7 Gedanken zu „Es gibt so Tage,

    • Hehe Die hab ich seinerzeit alle gelesen, meine Oma schenkte mir immer einen zum Geburtstag und einen zu Weihnachten. Soll ich noch ne Zeichnung “Aufrecht unter Geiern” machen?

    • Unter – nicht drunter – … …war es was meine Assoziation zum Karl May Titel auslöste.
      In der Zeichnung ist deutlich zu sehen, dass die “nicht drunter” Bedeutung von “unter” gemeint war. Also im Mayschen Sinne. Wird heute fast nur noch bei “Unter uns” gebraucht. “Unter Geiern” kennen Jugendliche heute wohl nicht mehr und “unter Säcken” wird wohl als drunter, wie zugedeckt, verstanden. Gar “Aufrecht unter Säcken”… Wie soll das denn gehen?
      Du könntest ja mal eine Variante mit drunter zeichnen…

    • danke, mfree, für die “unter, aber nicht drunter” Ausführungen. Ich war mir der Situation sträflicherweise vorher gar nicht bewusst gewesen.

      Nun sinne ich aber seitdem, ob “Unter uns” tatsächlich die einzige Variante ist, in der das “unter” im heutigen Sprachgebrauch in dieser speziellen Bedeutung von “inmitten von” auftaucht?!?

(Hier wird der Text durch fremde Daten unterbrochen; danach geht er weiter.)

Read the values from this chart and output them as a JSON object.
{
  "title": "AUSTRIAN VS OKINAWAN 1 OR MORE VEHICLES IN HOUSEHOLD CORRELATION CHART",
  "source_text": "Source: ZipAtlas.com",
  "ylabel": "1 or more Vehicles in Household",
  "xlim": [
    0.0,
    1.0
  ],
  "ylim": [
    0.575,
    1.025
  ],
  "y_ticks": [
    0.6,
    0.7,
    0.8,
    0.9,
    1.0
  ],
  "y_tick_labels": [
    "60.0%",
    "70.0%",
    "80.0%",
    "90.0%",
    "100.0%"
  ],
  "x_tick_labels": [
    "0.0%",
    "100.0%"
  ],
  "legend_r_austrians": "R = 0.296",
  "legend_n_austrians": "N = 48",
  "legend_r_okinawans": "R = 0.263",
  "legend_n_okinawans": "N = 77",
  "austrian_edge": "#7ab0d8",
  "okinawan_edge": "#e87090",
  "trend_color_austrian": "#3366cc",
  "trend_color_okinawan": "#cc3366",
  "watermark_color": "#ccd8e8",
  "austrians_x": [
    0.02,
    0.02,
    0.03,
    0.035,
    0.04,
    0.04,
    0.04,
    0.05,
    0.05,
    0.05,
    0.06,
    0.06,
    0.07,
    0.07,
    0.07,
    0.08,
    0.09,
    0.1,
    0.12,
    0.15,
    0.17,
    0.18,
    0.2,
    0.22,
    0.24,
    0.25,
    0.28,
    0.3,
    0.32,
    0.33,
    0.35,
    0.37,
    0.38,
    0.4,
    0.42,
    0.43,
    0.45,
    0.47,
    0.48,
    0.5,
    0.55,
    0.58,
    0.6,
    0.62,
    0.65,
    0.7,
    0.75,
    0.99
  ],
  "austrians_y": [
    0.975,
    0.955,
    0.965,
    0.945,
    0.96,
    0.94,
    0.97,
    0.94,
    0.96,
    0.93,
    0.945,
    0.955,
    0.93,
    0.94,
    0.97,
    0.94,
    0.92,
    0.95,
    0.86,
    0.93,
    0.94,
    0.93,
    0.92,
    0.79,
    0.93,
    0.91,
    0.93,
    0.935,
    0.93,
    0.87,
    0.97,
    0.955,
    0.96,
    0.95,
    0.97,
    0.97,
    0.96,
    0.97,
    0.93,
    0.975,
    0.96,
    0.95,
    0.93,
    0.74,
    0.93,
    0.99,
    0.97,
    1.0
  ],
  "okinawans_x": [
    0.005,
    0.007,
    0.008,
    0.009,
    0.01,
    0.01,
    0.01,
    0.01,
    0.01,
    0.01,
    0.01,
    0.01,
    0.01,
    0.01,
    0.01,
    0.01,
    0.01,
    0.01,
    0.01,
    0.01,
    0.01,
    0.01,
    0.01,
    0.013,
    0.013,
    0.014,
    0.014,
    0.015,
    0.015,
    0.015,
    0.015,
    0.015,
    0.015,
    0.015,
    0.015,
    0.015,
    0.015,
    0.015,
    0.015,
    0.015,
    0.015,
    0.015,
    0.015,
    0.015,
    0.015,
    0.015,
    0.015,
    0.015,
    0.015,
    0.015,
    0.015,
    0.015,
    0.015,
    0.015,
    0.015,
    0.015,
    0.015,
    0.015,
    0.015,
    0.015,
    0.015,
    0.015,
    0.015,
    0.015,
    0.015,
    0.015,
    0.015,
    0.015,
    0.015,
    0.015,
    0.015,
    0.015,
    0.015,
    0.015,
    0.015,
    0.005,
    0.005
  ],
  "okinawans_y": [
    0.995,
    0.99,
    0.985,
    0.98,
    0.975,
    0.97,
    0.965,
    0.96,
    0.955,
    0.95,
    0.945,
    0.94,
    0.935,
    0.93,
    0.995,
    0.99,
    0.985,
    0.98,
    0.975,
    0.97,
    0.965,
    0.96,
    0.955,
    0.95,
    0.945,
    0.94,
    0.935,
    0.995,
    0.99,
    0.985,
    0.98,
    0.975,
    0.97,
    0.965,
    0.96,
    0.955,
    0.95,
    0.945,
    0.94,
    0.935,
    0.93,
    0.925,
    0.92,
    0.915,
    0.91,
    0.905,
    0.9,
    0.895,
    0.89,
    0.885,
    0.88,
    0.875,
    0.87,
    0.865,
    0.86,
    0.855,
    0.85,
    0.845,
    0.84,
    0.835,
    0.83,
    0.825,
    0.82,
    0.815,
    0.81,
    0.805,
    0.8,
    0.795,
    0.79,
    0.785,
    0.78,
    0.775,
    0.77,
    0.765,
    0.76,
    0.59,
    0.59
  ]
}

      So eine Formulierung wie: “Das Kind wurde verschleppt und wuchs unter Wölfen auf” geht doch zum Beispiel auch, oder: “Wir sind doch unter Freunden…” (weiß der Geier, wie ich auf diese Beispiele komme)

    • Ganz unter uns, BEL, würde ich das auch so sehen. Was mich allerdings stutzig machte, war Mfrees Behauptung, heutigen Jugendlichen stünde nur noch die räumliche Lesart von “unter” zur Verfügung.
      Wenn man dieses Fass erstmal aufmacht, kommt man wahrscheinlich noch auf tausend andere Kontexte, wo Bedeutungshinterhöfe von Worten oder Ausdrücken im Laufe der Zeit so zusammenschnurren, dass am Ende nur noch ein kleiner Abstellplatz übrig bleibt.